The Christians sold out to the Moslems recently when the ambassador of Oman purchased a $1.5 million residence at 2000 24th St. NW from the Christian Embassy, Inc.
The 18th century French-style property was once called the Chase mansion, after its former owners Mr. and Mrs. G. Howland Chase. They sold it to their alma maters, Princeton University and Bryn Mawr College, after trying unsuccessfully to donate it to the government as a residence for the Chief Justice.
In 1974 the Catholic Church bought it for $525,000 as a private residence for its archbishop in Washington, Cardinal William W. Baum. One day after the public announcement, the archdiocese issued a statement saying the archbishop had changed his mind when protests about such an oppulent residence were received from both clergy and lay Catholics. One priest even fasted for 25 days to protest.
Two years later the archbishop bought a less pretentious residence in Spring Valley and sold the Chase mansion for $550,000 to the Christian Embassy, an offshoot of the Campus Crusade for Christ. The role of the embassy and its staff, according to its leader, was to "minister to members of the Executive branch, the Congress, the judiciary, the military and the diplomatic corps and their families."

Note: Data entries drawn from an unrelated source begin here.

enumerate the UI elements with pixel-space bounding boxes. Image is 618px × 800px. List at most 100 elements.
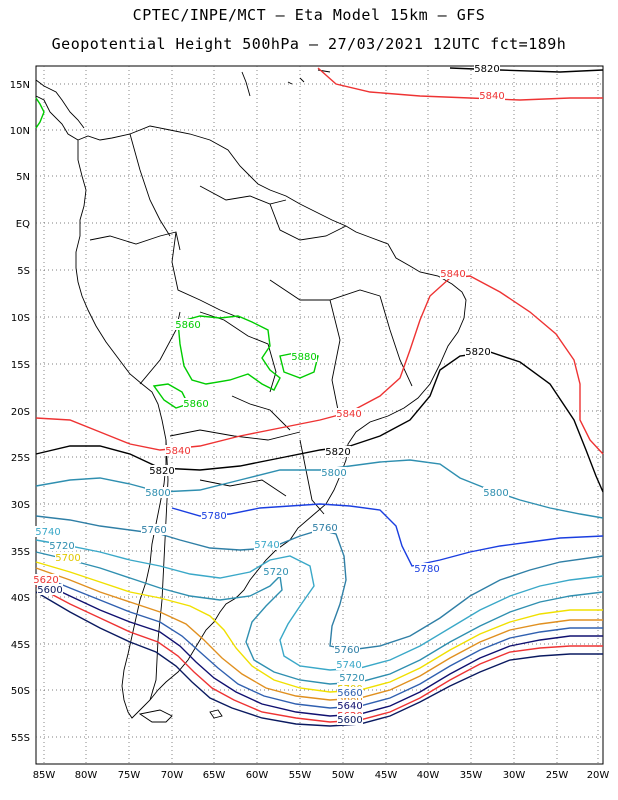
- contour-label-bg: [183, 398, 209, 409]
- border-argentina-north: [169, 429, 301, 441]
- contour-label: 5820: [474, 64, 499, 75]
- contour-label-bg: [339, 672, 365, 683]
- contour-5660: [35, 573, 603, 709]
- contour-label-bg: [37, 584, 63, 595]
- contour-label: 5640: [337, 701, 362, 712]
- contour-label: 5740: [35, 527, 60, 538]
- contour-label: 5600: [37, 585, 62, 596]
- border-brazil-uruguay: [299, 439, 325, 515]
- contour-label-bg: [175, 319, 201, 330]
- contour-label: 5820: [325, 447, 350, 458]
- caribbean-islands: [241, 69, 331, 97]
- lat-tick-label: 15S: [11, 360, 30, 371]
- contour-label-bg: [337, 687, 363, 698]
- lat-tick-label: 30S: [11, 500, 30, 511]
- contour-label: 5780: [414, 564, 439, 575]
- lon-tick-label: 65W: [203, 770, 226, 781]
- contour-label: 5600: [337, 715, 362, 726]
- contour-label: 5620: [33, 575, 58, 586]
- contour-label: 5740: [254, 540, 279, 551]
- lat-tick-label: 10S: [11, 313, 30, 324]
- contour-label: 5840: [336, 409, 361, 420]
- contour-5720: [35, 551, 604, 685]
- lon-tick-label: 55W: [289, 770, 312, 781]
- lat-tick-label: 15N: [10, 80, 30, 91]
- map-frame: [35, 65, 604, 765]
- contour-label-bg: [49, 540, 75, 551]
- contour-label-bg: [337, 693, 363, 704]
- contour-5880: [35, 97, 45, 129]
- contour-label-bg: [483, 487, 509, 498]
- border-chile-argentina: [149, 439, 169, 701]
- contour-label-bg: [55, 552, 81, 563]
- contour-label: 5720: [263, 567, 288, 578]
- contour-label: 5740: [336, 660, 361, 671]
- contour-label-bg: [465, 346, 491, 357]
- lat-tick-label: 25S: [11, 453, 30, 464]
- contour-label-bg: [33, 574, 59, 585]
- central-america-north-coast: [35, 79, 85, 129]
- contour-label: 5760: [141, 525, 166, 536]
- contour-label: 5840: [165, 446, 190, 457]
- contour-label: 5860: [183, 399, 208, 410]
- contour-label-bg: [141, 524, 167, 535]
- central-america-coast: [35, 95, 79, 141]
- lon-tick-label: 80W: [75, 770, 98, 781]
- tierra-del-fuego: [138, 709, 173, 723]
- lat-tick-label: 10N: [10, 126, 30, 137]
- contour-label: 5720: [49, 541, 74, 552]
- map-title: CPTEC/INPE/MCT – Eta Model 15km – GFS: [132, 6, 486, 24]
- contour-label: 5800: [483, 488, 508, 499]
- contour-5780: [171, 503, 604, 567]
- contour-5680: [35, 567, 603, 701]
- graticule: [36, 66, 603, 764]
- south-america-coast: [75, 125, 467, 719]
- lat-tick-label: EQ: [16, 219, 30, 230]
- latitude-labels: 15N 10N 5N EQ 5S 10S 15S 20S 25S 30S 35S 40S 45S 50S 5…: [10, 80, 30, 744]
- contour-label-bg: [414, 563, 440, 574]
- lat-tick-label: 35S: [11, 547, 30, 558]
- border-venezuela-brazil: [199, 185, 287, 205]
- contour-label: 5720: [339, 673, 364, 684]
- lon-tick-label: 35W: [460, 770, 483, 781]
- lat-tick-label: 55S: [11, 733, 30, 744]
- contour-5640: [35, 579, 603, 717]
- contour-label: 5880: [291, 352, 316, 363]
- contour-label-bg: [440, 268, 466, 279]
- contour-label-bg: [337, 714, 363, 725]
- contour-5700: [35, 561, 603, 693]
- lon-tick-label: 60W: [246, 770, 269, 781]
- contour-5840-south: [35, 275, 604, 455]
- map-subtitle: Geopotential Height 500hPa – 27/03/2021 …: [51, 35, 567, 53]
- lon-tick-label: 85W: [33, 770, 56, 781]
- contour-label: 5800: [145, 488, 170, 499]
- contour-label-bg: [254, 539, 280, 550]
- contour-label-bg: [337, 700, 363, 711]
- contour-label-bg: [312, 522, 338, 533]
- contour-label: 5840: [440, 269, 465, 280]
- contour-label: 5860: [175, 320, 200, 331]
- contour-label-bg: [149, 465, 175, 476]
- border-brazil-states-2: [329, 299, 341, 421]
- contour-label: 5840: [479, 91, 504, 102]
- contour-label: 5680: [337, 694, 362, 705]
- contour-5860-west: [177, 315, 281, 391]
- contour-label-bg: [479, 90, 505, 101]
- contour-label-bg: [474, 63, 500, 74]
- contour-5820: [35, 351, 604, 493]
- contour-label-bg: [35, 526, 61, 537]
- contour-labels: 5820 5840 5840 5820 5860 5880 5860 5840 5840 5820…: [33, 63, 509, 726]
- contour-label: 5660: [337, 688, 362, 699]
- contour-5800: [35, 459, 604, 519]
- lat-tick-label: 45S: [11, 640, 30, 651]
- contour-label: 5820: [465, 347, 490, 358]
- contour-label: 5760: [312, 523, 337, 534]
- contour-label-bg: [334, 644, 360, 655]
- contour-label-bg: [336, 408, 362, 419]
- longitude-labels: 85W 80W 75W 70W 65W 60W 55W 50W 45W 40W 35W 30W 25W 2…: [33, 770, 610, 781]
- lon-tick-label: 75W: [118, 770, 141, 781]
- contour-label-bg: [291, 351, 317, 362]
- lat-tick-label: 40S: [11, 593, 30, 604]
- contour-label-bg: [325, 446, 351, 457]
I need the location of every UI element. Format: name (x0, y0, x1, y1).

The venture was backed by 20 anonymous businessmen who contributed $50,000 each to pay for the staff of 12, a downpayment on the property and a complete refurnishing of the masion. The Christian Embassy has now moved to Northern Virginia.
Ambassador Farid Mbarak Ali al-Hinai, who previously lived at 2903 44th St. NW, will be living in a 48-year old mansion. It has six bedrooms, five marble baths, panneled drawing room, library, dining room seating 50 people, and family room. The sale was handled by Beatrice Allen of Panorama Real Estate.